AMA Urges Congress to Update Medicare Physician Payment System

May 27, 2024 | Uncategorized

The American Medical Association (AMA) recently sent a letter to congressional leaders advocating for updates to the Medicare Physician Payment System. Following a Medicare Payment Advisory Commission (MedPAC) report, the AMA has urged Congress to implement a stable annual payment rate that aligns with inflation and practice costs.

The MedPAC report, presented to Congress on March 15, 2022, recommended maintaining the freeze on Medicare physician payment rates and not increasing them for 2023. The AMA has expressed significant concerns about this recommendation, emphasizing that it would negatively impact patient access to care as practice costs rise.

MedPAC’s report stated that despite the decline in Medicare service volume and revenue due to the pandemic, Congress provided substantial relief funds to clinicians. MedPAC expects these volumes and revenues to rebound to pre-pandemic levels by 2023. However, the AMA argues that financial challenges persist for physicians. They cite ongoing fiscal uncertainties related to the COVID-19 pandemic, statutory payment cuts, the consistent lack of inflationary updates, and significant administrative barriers as major issues affecting the stability of the Medicare physician payment system.

Inconsistency In Recommendation

The AMA also highlighted the inconsistency in MedPAC’s recommendation to freeze physician payment rates while CMS projects an 80 percent increase for Medicare Advantage plans in 2023. Data from the Medicare Trustees show that Medicare physician pay has increased by only 11 percent from 2001 to 2021, with one-third of that increase coming from a temporary 3.75 percent update set to expire this year. In contrast, Medicare hospital and skilled nursing facility payment rates have increased by over 60 percent during the same period. When adjusted for inflation, Medicare physician payment rates have declined by 20 percent over the past two decades, while the costs of running a medical practice have risen by 39 percent since 2001.

Additionally, Medicare physician fee schedule spending per enrollee has declined by 1 percent over the last ten years, while other Medicare benefits spending has significantly increased. For instance, Part B fee-for-service spending per enrollee, excluding physician fee schedule spending, rose by 42 percent over the last decade. Part A fee-for-service spending increased by 3.6 percent, Part C spending by 29.4 percent, and Part D spending by 20 percent.

Free Set To Continue Until 2026

The Medicare physician payment freeze is set to continue until 2026, after which payment updates will resume at a rate of 0.25 percent per year, far below the rate of medical or consumer price index inflation. The AMA warns that unless Congress updates Medicare physician payments to reflect inflation, the gap between payment rates and rising practice costs will continue to widen.

The AMA also referenced a May 2021 study that revealed the high costs of compliance with the Medicare Merit-Based Incentive Payment System (MIPS), amounting to around $12,800 and over 200 hours per physician annually. Furthermore, physicians have not been able to receive annual incentive payments for Medicare Advanced Alternative Payment Models (AAPM) due to the lack of transition opportunities.

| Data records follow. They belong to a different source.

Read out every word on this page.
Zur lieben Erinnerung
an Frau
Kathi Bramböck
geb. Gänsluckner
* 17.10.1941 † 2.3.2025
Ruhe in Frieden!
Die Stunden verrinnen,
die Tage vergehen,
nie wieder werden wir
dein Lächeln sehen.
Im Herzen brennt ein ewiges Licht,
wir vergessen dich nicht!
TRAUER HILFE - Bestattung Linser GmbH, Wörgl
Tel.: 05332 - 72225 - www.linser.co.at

The AMA stressed that financial hardships, burnout, and stress are driving many physicians to consider leaving their practice within two years. While expressing gratitude to Congress for the financial relief provided during the pandemic and for preventing a 10 percent physician payment cut in 2022, the AMA urged officials to collaborate with the physician community to develop solutions to the systemic issues plaguing the Medicare physician payment system.